ITJAH masih berusia 11 tahun ketika para serdadu berkulit putih itu datang ke Panyindangan, kampungnya di Sumedang. Mereka yang sebagian besar anak muda belasan tahun tersebut lantas mendirikan pos yang menempati sebuah rumah besar milik salah satu pemuka kampung. Kedatangan mereka disertai lima perempuan muda pribumi yang berfungsi sebagai babu (pembantu).
“Saya hanya ingat tiga di antaranya yakni Ceu Ipoh, Ceu Isah dan Ceu Marni. Mereka semuanya bertugas sebagai tukang masak, tukang setrika dan tukang cuci baju para serdadu,” kenang perempuan kelahiran tahun 1936 itu.
Dalam pengamatan Itjah, kelima babu itu sangat disayang.

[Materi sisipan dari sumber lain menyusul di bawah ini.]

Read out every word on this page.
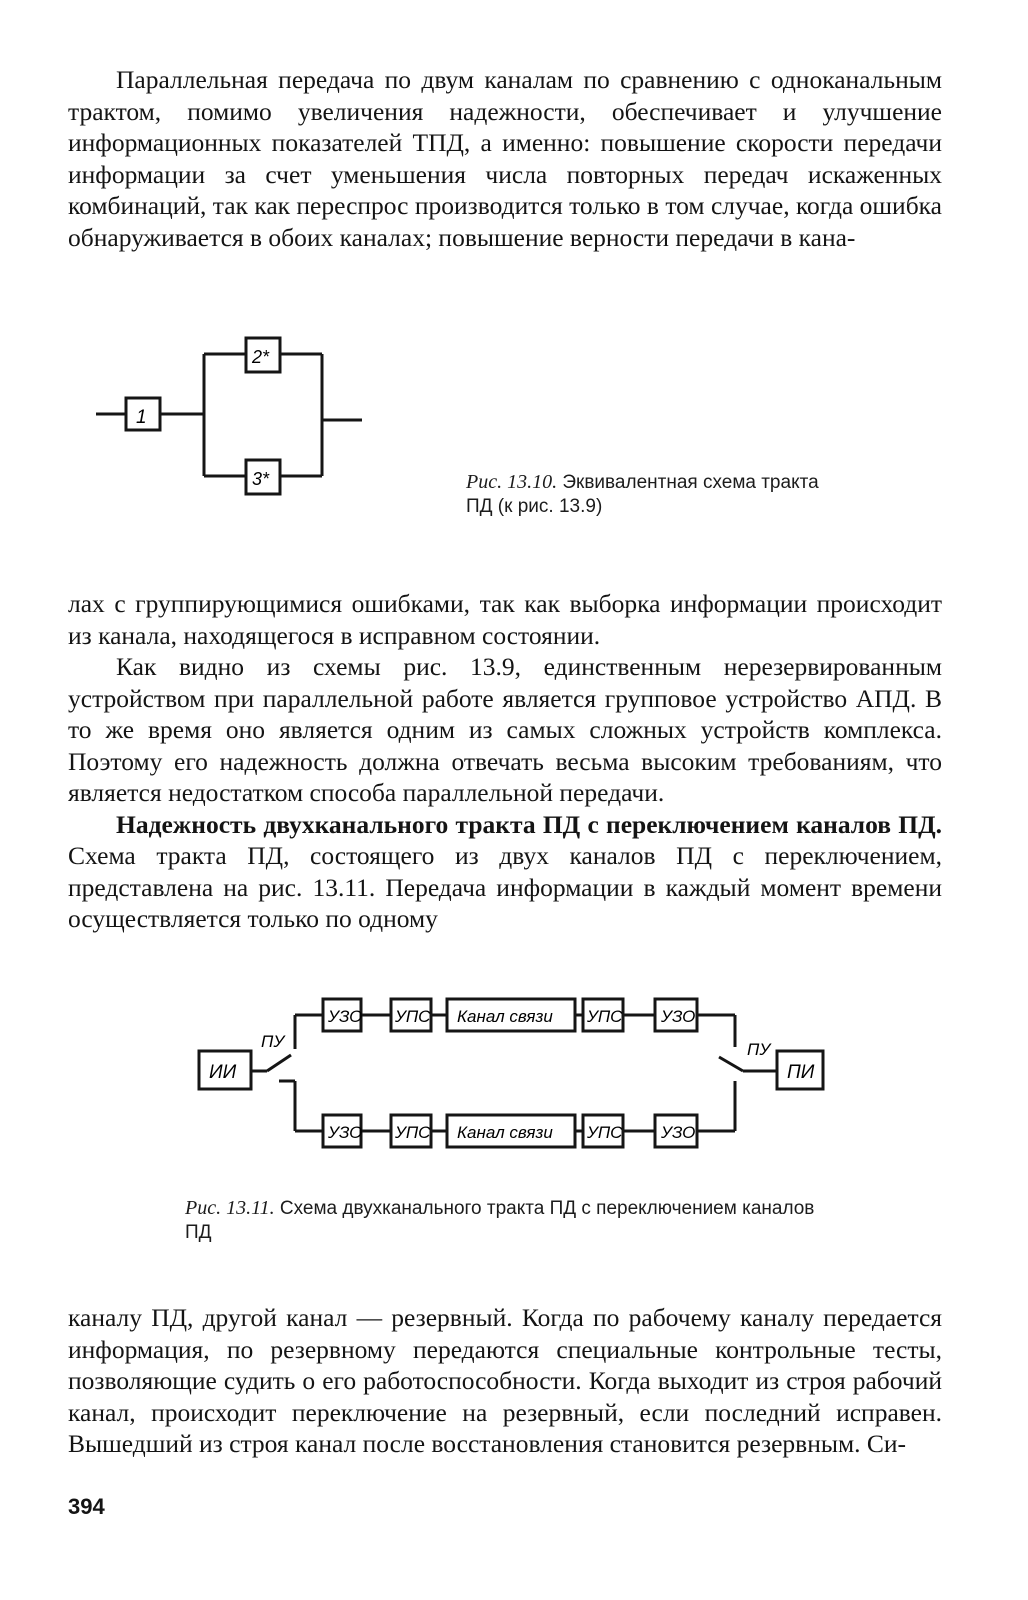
Параллельная передача по двум каналам по сравнению с одноканальным трактом, помимо увеличения надежности, обеспечивает и улучшение информационных показателей ТПД, а именно: повышение скорости передачи информации за счет уменьшения числа повторных передач искаженных комбинаций, так как переспрос производится только в том случае, когда ошибка обнаруживается в обоих каналах; повышение верности передачи в кана-

1
2*
3*	Рис. 13.10. Эквивалентная схема тракта ПД (к рис. 13.9)

лах с группирующимися ошибками, так как выборка информации происходит из канала, находящегося в исправном состоянии.

Как видно из схемы рис. 13.9, единственным нерезервированным устройством при параллельной работе является групповое устройство АПД. В то же время оно является одним из самых сложных устройств комплекса. Поэтому его надежность должна отвечать весьма высоким требованиям, что является недостатком способа параллельной передачи.

Надежность двухканального тракта ПД с переключением каналов ПД. Схема тракта ПД, состоящего из двух каналов ПД с переключением, представлена на рис. 13.11. Передача информации в каждый момент времени осуществляется только по одному

ИИ	ПИ
ПУ	ПУ
УЗО УПС Канал связи УПС УЗО
УЗО УПС Канал связи УПС УЗО
Рис. 13.11. Схема двухканального тракта ПД с переключением каналов ПД

каналу ПД, другой канал — резервный. Когда по рабочему каналу передается информация, по резервному передаются специальные контрольные тесты, позволяющие судить о его работоспособности. Когда выходит из строя рабочий канал, происходит переключение на резервный, если последний исправен. Вышедший из строя канал после восстановления становится резервным. Си-

394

Para serdadu itu tak segan menghadiahi uang dan makanan kepada mereka. Bahkan ada di antaranya selalu terlihat mesra dengan anak-anak muda Belanda itu.
“Saya tidak tahu mereka bobogohan (pacaran) atau tidak, yang jelas mereka terlihat sangat akrab dengan tentara-tentara Belanda itu. Kadang saya lihat saling pegangan tangan,” ujar Itjah.

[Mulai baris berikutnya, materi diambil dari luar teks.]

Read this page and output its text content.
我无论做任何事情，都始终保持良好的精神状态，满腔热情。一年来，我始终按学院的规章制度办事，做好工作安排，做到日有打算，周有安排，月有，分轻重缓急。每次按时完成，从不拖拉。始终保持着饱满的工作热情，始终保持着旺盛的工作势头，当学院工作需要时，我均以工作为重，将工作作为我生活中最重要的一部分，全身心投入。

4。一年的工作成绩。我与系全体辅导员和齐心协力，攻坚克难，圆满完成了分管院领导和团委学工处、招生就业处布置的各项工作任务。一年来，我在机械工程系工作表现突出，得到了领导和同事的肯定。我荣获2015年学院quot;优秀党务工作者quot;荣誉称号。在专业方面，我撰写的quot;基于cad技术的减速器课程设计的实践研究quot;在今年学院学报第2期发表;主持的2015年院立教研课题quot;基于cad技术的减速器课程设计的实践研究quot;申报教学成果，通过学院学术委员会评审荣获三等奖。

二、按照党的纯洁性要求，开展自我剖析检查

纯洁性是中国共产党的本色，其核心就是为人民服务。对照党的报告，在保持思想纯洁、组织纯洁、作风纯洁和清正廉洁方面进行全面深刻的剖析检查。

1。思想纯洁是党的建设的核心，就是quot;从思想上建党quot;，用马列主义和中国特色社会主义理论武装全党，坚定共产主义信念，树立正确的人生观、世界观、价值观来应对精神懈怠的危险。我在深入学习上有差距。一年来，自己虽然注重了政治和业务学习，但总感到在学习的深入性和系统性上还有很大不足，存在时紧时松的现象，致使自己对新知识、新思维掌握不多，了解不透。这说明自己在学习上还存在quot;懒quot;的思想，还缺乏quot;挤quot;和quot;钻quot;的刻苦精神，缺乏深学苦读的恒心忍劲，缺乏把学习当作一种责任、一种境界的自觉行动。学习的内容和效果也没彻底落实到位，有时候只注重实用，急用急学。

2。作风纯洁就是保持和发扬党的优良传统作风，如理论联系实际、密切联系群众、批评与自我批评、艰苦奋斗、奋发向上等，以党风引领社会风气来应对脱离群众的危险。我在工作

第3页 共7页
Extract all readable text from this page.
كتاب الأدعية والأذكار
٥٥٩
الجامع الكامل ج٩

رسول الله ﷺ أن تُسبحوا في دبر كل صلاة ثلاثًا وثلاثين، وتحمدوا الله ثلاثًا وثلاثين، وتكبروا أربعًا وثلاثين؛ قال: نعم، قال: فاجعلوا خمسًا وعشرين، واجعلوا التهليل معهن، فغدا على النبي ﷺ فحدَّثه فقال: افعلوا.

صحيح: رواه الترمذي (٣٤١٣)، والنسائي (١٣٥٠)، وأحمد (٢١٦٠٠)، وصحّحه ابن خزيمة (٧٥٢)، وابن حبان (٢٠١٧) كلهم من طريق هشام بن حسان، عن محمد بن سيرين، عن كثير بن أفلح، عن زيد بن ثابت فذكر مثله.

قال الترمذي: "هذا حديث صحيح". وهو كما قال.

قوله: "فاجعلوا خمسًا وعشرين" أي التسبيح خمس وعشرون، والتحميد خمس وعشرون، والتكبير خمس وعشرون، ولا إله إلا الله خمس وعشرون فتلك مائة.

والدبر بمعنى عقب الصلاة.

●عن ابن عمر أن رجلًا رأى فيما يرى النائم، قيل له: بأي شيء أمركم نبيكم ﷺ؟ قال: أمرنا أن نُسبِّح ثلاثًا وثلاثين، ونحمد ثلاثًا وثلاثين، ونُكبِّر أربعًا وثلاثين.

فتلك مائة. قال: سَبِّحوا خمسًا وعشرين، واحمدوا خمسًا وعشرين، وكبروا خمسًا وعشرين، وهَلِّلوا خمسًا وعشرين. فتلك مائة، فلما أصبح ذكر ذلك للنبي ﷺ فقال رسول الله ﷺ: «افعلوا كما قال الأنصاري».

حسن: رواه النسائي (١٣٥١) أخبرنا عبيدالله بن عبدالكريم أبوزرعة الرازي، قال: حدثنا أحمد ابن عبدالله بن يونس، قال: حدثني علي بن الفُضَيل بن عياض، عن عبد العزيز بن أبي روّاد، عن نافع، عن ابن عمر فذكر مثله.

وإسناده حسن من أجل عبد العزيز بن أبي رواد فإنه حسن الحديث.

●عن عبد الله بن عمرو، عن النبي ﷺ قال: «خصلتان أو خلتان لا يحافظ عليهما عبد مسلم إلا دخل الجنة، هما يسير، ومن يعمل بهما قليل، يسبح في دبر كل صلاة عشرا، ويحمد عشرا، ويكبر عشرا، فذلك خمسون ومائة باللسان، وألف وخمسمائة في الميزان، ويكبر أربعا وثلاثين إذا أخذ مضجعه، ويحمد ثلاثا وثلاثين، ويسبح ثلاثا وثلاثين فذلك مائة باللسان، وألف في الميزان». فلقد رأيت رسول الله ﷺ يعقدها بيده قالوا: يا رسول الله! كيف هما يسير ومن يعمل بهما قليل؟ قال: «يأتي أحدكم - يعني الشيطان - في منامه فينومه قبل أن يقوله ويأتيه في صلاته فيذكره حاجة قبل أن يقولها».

Bisa jadi mereka bukan sekadar babu semata. Menurut sejarawan Belanda Step Scagliola dan penulis Annegriet Wietsma, pada 1946-1948 banyak perempuan pribumi yang berprofesi sebagai babu di pos-pos militer Belanda juga berlaku sebagai “kekasih” atau bahkan “istri” bagi para serdadu.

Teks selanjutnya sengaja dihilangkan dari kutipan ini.